Background: Pulmonary fibrosis (PF) is made up of a wide variety of fibrotic lung diseases. Pulmonary hypertension (PH) frequently complicates pulmonary fibrosis (PH-PF) and is associated with worsening clinical outcomes. There are currently no approved therapies to treat PH-PF. PAC describes the pulsatile afterload that accounts for approximately 25% of the total RV afterload, and a reduction in PAC may initiate and/or exacerbate distal pulmonary vasculopathy and RV-PA uncoupling. PAC has been shown to be a strong predictor of outcomes in PAH. None of the currently available PAH pulmonary vasodilator therapies cause consistent and meaningful improvements in PAC. There is limited data on changes in PAC in PH-PF patients.
Aim: The aim of this study was to determine if increasing doses of iNO can improve PAC in patients with PH-PF.

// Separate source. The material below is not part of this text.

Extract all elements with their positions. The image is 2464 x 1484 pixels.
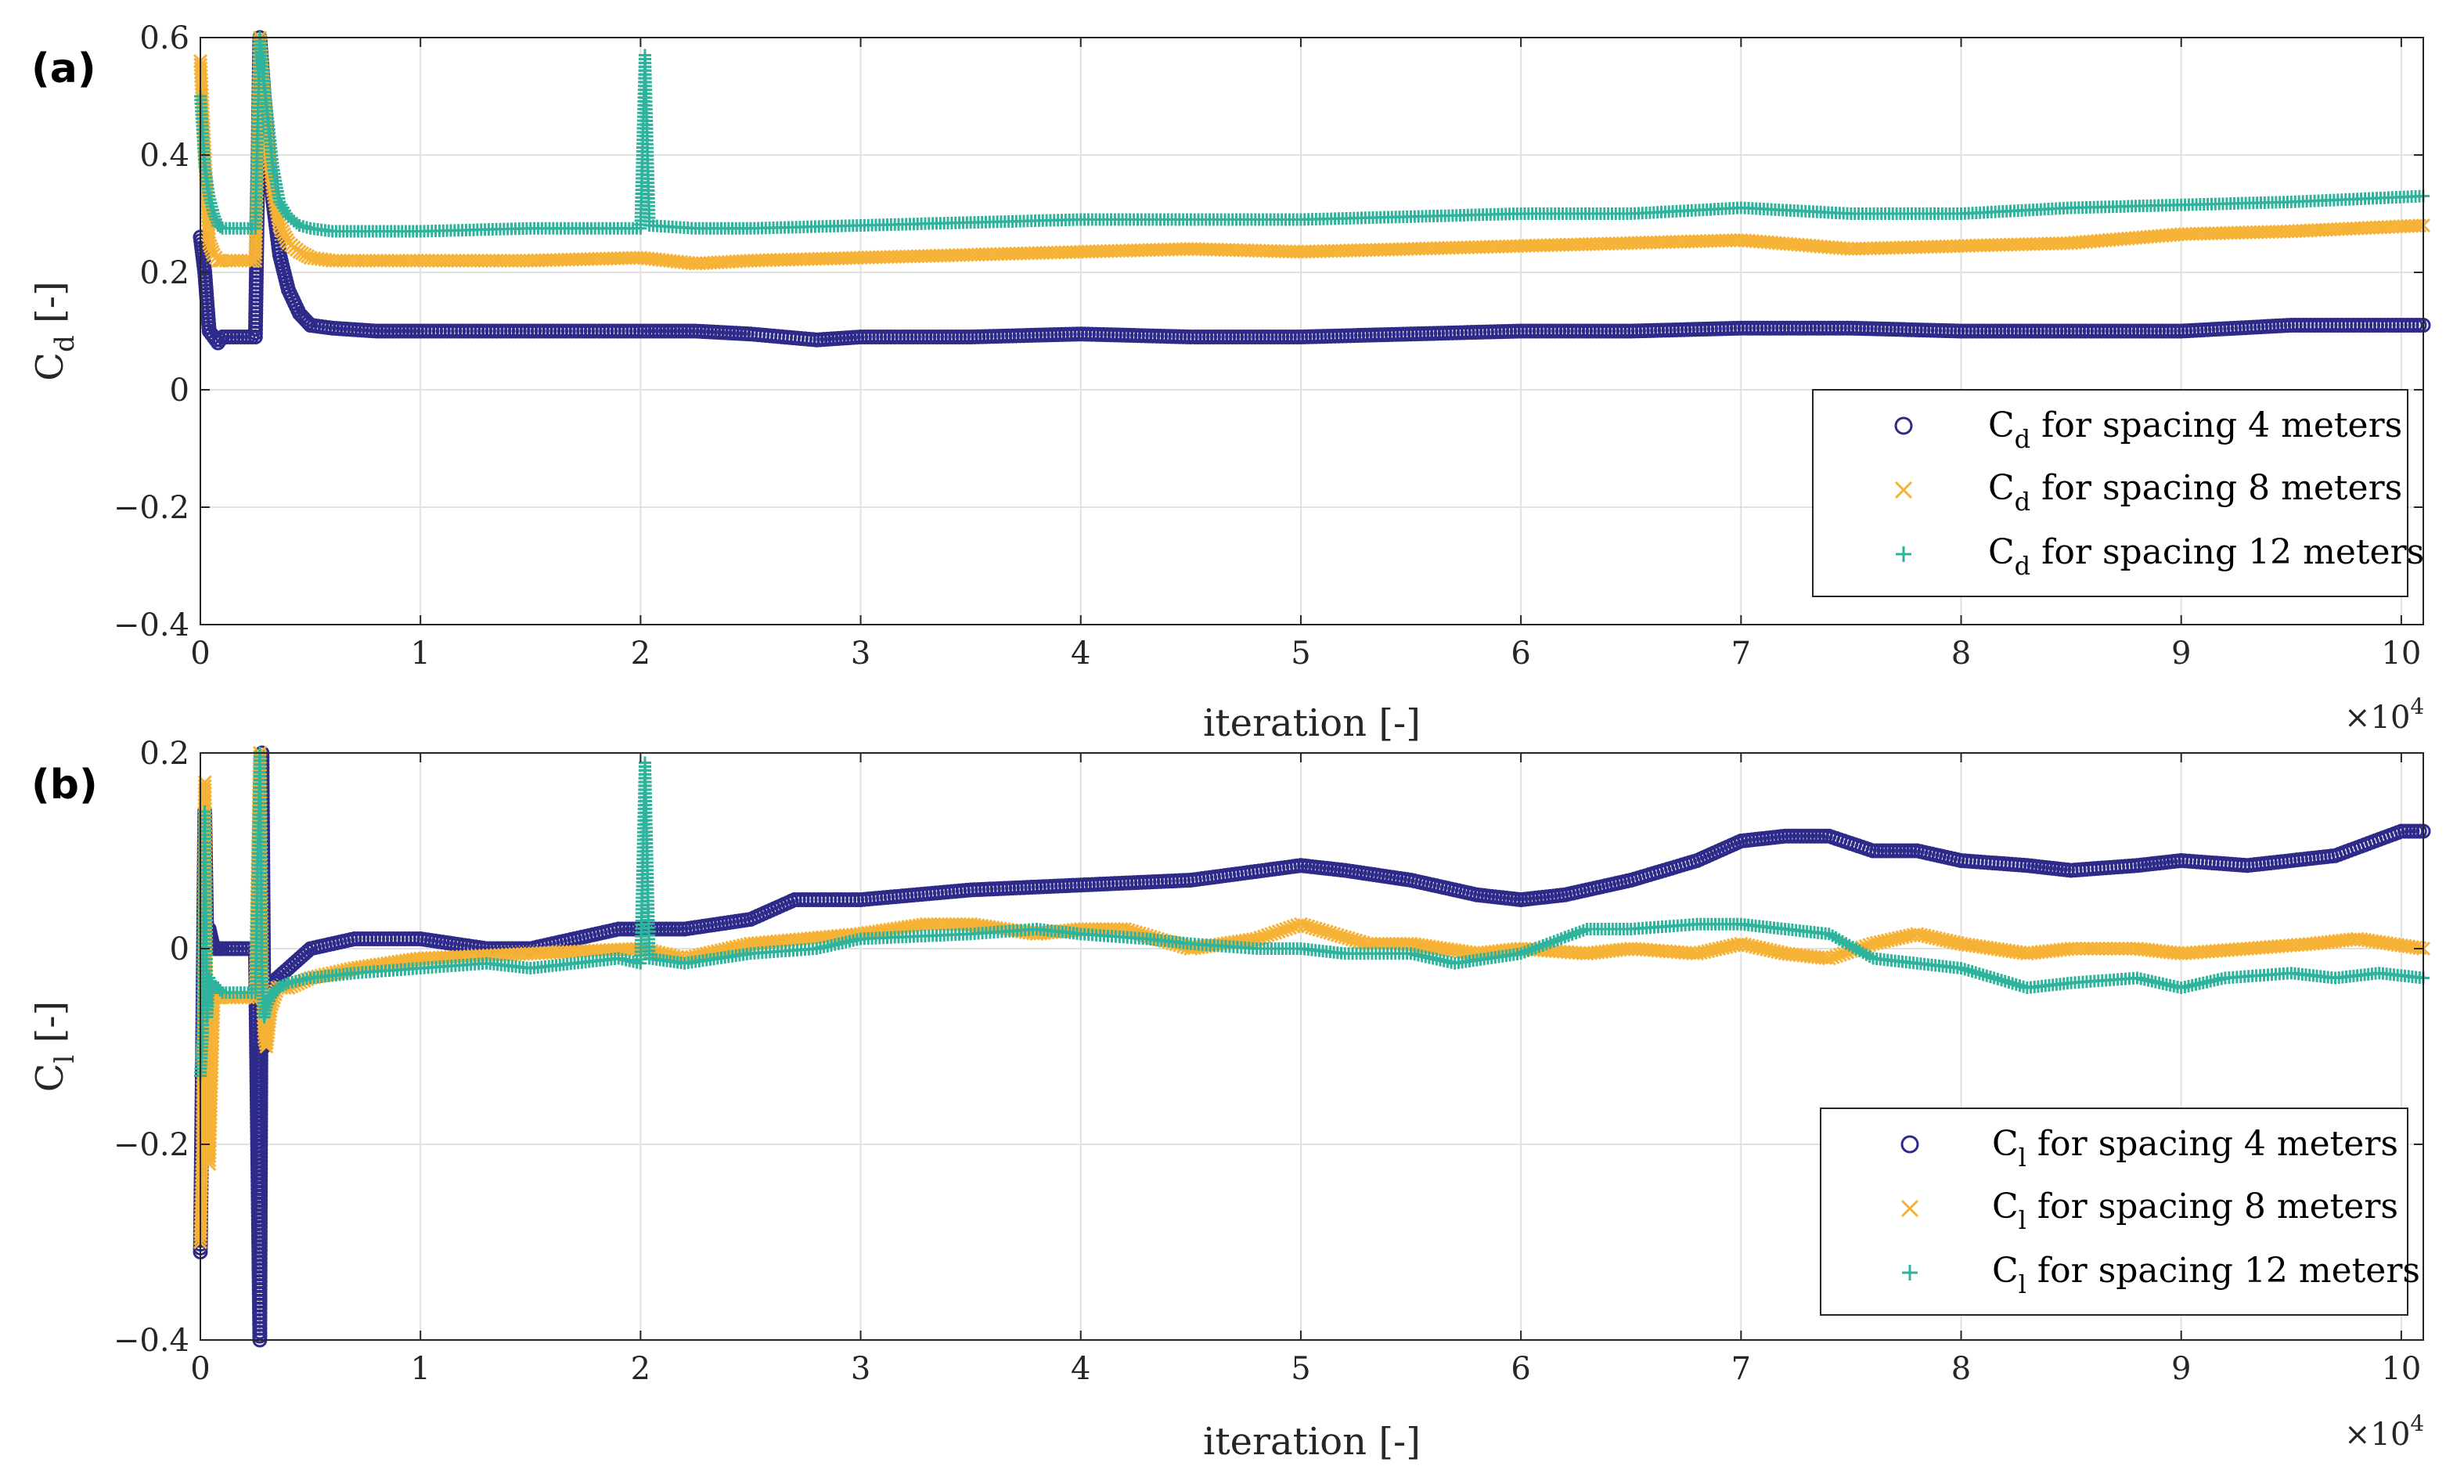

Methods: PAC was evaluated in PF-PH patients undergoing RHC. PAC was derived as Stroke Volume /(Systolic PAP - Diastolic PAP). Increasing doses of pulsed inhaled nitric oxide (iNO) 30, 45 & 75 mcg/kg-IBW/hr, were administered over a 10-minute period, followed by a 10-minute washout. On completion of the RHC, subjects were offered the opportunity to go on to chronic iNO therapy in an extension study. Preliminary results are presented for the change from baseline in PAC for the first 4 subjects enrolled in the study (Total N = 8).
Results: Four subjects with PF-PH with a mPAP 34 mmHg, cardiac index 1.7 L/min/m2, PVR 584 dyne*sec/cm5, PCWP 10.8 mmHg, and PAC 2.2 ml/mmHg at baseline demonstrated a reduction in PAC with increasing doses of pulsed iNO (for table, see 'CTA- view full pdf').
Figure: The change in PAC (ml/mm Hg) by dose (for table, see 'CTA- view full pdf')
Conclusion: PAC improved after acute dosing with pulsed iNO. The iNO was safe and well tolerated. Subjects will be followed in an extension study where the acute change in PAC at baseline will be correlated with long term change in symptoms.